The Tezos blockchain has several advantages over its concurrents. One of them is the formal verification of smart contract. This module shows a brief overview of how Tezos smart contracts can be formally verified.

We will first define in the Generalities section what is the formal verification of a Tezos smart contract, and its benefits and how proof assistants (and tools) can make this task possible.

An explained example (Vote smart contract) will be used to illustrate the formal specification of a Tezos smart contract, and its proof.
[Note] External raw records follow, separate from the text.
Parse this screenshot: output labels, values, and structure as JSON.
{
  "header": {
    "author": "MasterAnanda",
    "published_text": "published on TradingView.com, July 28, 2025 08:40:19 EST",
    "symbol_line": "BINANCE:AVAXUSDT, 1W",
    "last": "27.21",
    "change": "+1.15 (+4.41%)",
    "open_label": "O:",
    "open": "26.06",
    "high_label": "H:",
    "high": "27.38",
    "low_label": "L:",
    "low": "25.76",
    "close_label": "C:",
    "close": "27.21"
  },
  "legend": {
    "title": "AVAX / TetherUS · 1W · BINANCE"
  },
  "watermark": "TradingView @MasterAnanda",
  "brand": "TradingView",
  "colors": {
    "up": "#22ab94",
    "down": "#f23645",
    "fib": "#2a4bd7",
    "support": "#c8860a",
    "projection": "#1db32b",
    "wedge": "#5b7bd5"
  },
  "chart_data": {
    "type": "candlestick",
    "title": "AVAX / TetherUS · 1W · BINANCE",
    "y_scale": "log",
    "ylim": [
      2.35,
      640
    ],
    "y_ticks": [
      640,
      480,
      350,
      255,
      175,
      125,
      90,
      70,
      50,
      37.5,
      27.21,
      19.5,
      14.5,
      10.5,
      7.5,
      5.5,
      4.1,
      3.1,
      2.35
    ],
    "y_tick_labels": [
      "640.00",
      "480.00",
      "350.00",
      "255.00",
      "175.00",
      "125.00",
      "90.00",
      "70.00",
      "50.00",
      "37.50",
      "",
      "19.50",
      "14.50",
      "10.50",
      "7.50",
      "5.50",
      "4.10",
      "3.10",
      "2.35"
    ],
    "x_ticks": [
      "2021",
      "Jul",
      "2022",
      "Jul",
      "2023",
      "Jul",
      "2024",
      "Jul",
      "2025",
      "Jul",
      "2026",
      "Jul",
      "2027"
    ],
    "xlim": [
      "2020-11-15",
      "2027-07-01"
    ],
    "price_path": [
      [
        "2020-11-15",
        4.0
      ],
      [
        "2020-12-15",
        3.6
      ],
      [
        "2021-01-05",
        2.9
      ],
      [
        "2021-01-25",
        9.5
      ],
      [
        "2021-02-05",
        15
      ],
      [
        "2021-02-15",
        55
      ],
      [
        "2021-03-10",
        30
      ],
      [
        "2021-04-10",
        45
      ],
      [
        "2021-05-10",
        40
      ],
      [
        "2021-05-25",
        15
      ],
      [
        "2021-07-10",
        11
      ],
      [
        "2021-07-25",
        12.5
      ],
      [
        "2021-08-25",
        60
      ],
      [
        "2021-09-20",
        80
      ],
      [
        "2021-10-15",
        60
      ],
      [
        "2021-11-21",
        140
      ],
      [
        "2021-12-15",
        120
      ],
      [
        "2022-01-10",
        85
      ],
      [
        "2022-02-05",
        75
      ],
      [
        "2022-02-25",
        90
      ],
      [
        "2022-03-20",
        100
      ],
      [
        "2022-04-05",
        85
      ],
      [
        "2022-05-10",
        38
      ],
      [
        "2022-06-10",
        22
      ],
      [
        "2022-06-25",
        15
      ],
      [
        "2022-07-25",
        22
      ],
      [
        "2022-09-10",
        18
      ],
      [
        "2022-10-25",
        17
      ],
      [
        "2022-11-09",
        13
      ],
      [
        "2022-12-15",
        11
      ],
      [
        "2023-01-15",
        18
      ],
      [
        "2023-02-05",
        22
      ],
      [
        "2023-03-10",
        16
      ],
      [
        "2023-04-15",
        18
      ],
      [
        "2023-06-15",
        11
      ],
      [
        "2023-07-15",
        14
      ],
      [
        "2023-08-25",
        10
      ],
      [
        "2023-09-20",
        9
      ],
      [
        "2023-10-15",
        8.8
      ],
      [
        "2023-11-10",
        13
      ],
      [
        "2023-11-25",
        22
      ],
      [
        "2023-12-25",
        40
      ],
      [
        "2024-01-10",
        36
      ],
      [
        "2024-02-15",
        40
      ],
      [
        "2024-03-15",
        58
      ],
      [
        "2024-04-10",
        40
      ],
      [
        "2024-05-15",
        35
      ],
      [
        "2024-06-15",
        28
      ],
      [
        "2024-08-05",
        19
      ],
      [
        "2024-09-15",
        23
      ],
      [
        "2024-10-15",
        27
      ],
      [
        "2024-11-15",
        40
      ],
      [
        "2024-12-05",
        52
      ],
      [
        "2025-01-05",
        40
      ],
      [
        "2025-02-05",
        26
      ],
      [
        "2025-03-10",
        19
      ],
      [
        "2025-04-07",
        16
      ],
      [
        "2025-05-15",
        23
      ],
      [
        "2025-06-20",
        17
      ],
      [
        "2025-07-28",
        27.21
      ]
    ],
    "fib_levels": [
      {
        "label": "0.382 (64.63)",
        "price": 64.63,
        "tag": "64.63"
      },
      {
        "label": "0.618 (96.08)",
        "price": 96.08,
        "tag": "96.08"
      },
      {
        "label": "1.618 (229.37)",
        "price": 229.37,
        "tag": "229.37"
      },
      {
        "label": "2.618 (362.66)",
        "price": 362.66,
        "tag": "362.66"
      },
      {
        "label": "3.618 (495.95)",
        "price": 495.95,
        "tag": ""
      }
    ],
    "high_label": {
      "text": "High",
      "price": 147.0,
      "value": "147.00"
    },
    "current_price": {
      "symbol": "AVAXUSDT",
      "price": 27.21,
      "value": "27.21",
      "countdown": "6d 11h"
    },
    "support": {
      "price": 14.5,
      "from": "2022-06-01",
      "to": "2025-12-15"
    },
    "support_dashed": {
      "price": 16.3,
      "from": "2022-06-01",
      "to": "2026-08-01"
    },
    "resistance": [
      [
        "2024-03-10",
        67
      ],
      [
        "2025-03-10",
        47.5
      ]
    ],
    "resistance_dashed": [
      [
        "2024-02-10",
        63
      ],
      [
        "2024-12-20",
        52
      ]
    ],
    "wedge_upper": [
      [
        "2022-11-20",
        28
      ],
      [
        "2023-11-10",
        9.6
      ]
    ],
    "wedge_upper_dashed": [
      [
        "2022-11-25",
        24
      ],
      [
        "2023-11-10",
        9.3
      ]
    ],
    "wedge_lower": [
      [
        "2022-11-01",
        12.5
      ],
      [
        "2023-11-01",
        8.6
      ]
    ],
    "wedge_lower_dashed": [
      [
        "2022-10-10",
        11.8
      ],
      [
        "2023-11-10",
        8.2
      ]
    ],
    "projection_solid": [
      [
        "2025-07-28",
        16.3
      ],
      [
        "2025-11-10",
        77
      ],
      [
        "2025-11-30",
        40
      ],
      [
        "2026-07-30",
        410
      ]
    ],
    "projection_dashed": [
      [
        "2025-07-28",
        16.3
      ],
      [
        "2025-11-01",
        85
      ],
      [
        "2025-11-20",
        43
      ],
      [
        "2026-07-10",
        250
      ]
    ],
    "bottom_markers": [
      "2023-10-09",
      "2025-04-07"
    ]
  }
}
The schema below describes the process for performing formal verification on Tezos smart contract.

FIGURE 5: Overview of the formal verification process on smart contract.For mathematicians and very curious developers, an extra [theoretical](/formal-verification/gadt-coq) section will introduce some basic concepts of the _Type theory_ such as _GADT_ which allows inductive types on the _Calculus of Inductive Construction_ (CiC). The proof assistant _Coq_, which is based on the CiC, can be used for proving theorems.

This extra theoretical section will also introduce Coq and the Mi-Cho-Coq library (used by Coq) to formalize a smart contract as a logical object (theorem). This theorem is formalized in Gallina (Term) language, which follows the CiC principles. The script for proving the theorem is written in Gallina (Vernacular), which provides tactics and will be executed by the inference engine (Coq).